Can I push the cost lower? $1–3 an evening still feels high. Three paths: (1) prompt-cache hits drop input cost to ~10% — load the system prompt once, reuse across tasks; (2) route mechanical tasks to gpt-5-mini (cuts cost roughly in half on those); (3) slice tasks finer so retries don't replay full tasks.
Q: Can the Codex-generated code be merged directly?
A: No. Always review. Codex writes commits, but each commit needs human eyes. Two specific danger signs: (1) it changed the test to make the test pass (rather than the source); (2) it introduced magic numbers / hardcoded values instead of abstracting. A pre-merge checklist as a Claude Code Skill is documented in our configuration guide.
Q: Can it run in CI?
A: Yes. codex --print is a non-interactive mode for CI. But don't auto-merge — let CI run a review and humans decide on merge. Use a dedicated CI key (named ci-<repo>), set RPM and monthly budget caps.
Q: Codex CLI vs Claude Code — which to pick?
A: Not mutually exclusive. Codex shines on "OpenAI Responses API" workflows (mainstream Python / TS, organizations already on OpenAI). Claude Code is stronger on long-context plus multi-agent orchestration plus its skill system. Same CodeGateway key works for both — pick per task. Detailed comparison post coming this Friday.
Q: My legacy project has commercially sensitive code. What now?
A: Codex CLI sends prompts upstream — so sensitive sections need redaction or placeholder substitution first. CodeGateway as a gateway doesn't persist conversation bodies (only metadata), but the upstream OpenAI's data retention policy is governed by OpenAI. For sensitive workloads, review OpenAI's Enterprise / Zero-Retention terms.
Q: When shouldn't I run Codex on the cleanup?
A: Three cases: (1) projects without git history (no rollback); (2) critical business code with zero tests (no way to verify changes); (3) compliance / medical / financial core transaction code (every line needs human review). Backfill tests first, then bring in Codex.
Q: How do I prevent the codebase from "going legacy" again?
A: Two actions: (1) write the post-refactor conventions into the project README + the .codex/policy.md, so the next person has a benchmark; (2) add quality gates to CI (cyclomatic complexity ceiling, coverage floor) — the next person tempted to add a 600-line function gets blocked.
Further reading
- Codex CLI setup tutorial — 5-step quickstart (CodeGateway docs)
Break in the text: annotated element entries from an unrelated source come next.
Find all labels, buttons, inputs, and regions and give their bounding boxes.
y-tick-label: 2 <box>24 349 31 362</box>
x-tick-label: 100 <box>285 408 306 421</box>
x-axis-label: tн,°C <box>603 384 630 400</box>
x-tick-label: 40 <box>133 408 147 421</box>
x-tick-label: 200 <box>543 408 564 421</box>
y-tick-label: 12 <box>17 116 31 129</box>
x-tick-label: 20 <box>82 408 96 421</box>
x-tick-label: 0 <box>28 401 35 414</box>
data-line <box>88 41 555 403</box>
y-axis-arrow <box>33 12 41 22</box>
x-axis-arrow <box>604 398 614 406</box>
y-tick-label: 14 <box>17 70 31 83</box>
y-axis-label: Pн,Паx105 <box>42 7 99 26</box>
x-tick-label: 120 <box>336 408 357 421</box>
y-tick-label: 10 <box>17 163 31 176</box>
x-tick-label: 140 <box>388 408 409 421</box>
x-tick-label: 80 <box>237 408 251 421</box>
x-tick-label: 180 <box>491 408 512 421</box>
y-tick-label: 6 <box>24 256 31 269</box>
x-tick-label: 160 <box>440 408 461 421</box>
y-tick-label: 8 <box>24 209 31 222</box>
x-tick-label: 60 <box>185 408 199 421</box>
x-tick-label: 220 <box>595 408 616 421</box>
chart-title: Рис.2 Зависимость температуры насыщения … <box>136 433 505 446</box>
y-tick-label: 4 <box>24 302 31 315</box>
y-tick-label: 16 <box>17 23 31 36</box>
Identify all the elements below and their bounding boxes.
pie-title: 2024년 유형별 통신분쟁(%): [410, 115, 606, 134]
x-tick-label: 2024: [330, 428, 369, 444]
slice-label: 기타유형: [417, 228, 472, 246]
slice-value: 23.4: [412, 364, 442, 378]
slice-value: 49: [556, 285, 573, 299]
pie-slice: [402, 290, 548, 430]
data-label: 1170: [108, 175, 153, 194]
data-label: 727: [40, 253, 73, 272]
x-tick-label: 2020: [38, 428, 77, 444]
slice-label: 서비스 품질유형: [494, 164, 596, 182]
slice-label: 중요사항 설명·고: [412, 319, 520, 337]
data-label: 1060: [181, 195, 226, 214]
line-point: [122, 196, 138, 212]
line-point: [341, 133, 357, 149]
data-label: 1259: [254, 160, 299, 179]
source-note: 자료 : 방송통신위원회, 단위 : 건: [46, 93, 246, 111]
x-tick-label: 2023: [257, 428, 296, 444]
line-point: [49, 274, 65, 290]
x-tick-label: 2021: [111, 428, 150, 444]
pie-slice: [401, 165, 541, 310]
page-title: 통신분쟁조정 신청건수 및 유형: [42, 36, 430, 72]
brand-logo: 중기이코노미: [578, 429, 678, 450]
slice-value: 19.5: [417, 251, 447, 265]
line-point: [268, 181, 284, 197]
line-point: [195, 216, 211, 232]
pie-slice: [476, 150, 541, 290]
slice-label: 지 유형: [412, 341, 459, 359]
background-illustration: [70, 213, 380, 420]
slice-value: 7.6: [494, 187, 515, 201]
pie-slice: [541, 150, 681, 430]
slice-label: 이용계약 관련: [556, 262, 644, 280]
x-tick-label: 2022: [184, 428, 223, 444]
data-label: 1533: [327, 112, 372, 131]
- Claude Code connection timeout troubleshooting — root causes and fixes for long-task drops (transfers to Codex)
- The complete Claude Code configuration guide — Skills / Hooks / multi-key governance (complements Codex workflows)
- An honest receipt: 16 blog hero images for $0.92 in an hour — same "useful problem + honest receipt" approach applied to image generation
- Top-up and billing guide — tier markup, $2 starter, Stripe / Alipay / WeChat
- Tier markup explainer — 90-day rolling window, floor 1.2x
- OpenAI — Codex CLI on GitHub
- OpenAI — Responses API reference
- Task templates: open-sourced at Whitedit/code-gateway-cookbook (image-gen first; codex templates next)
Legacy code didn't get that way overnight, but it can start moving overnight. Diagnose first, take small steps, commit at a granularity you can roll back from — once the workflow is smooth, your attention shifts back to the question that actually matters: what should change here, and why.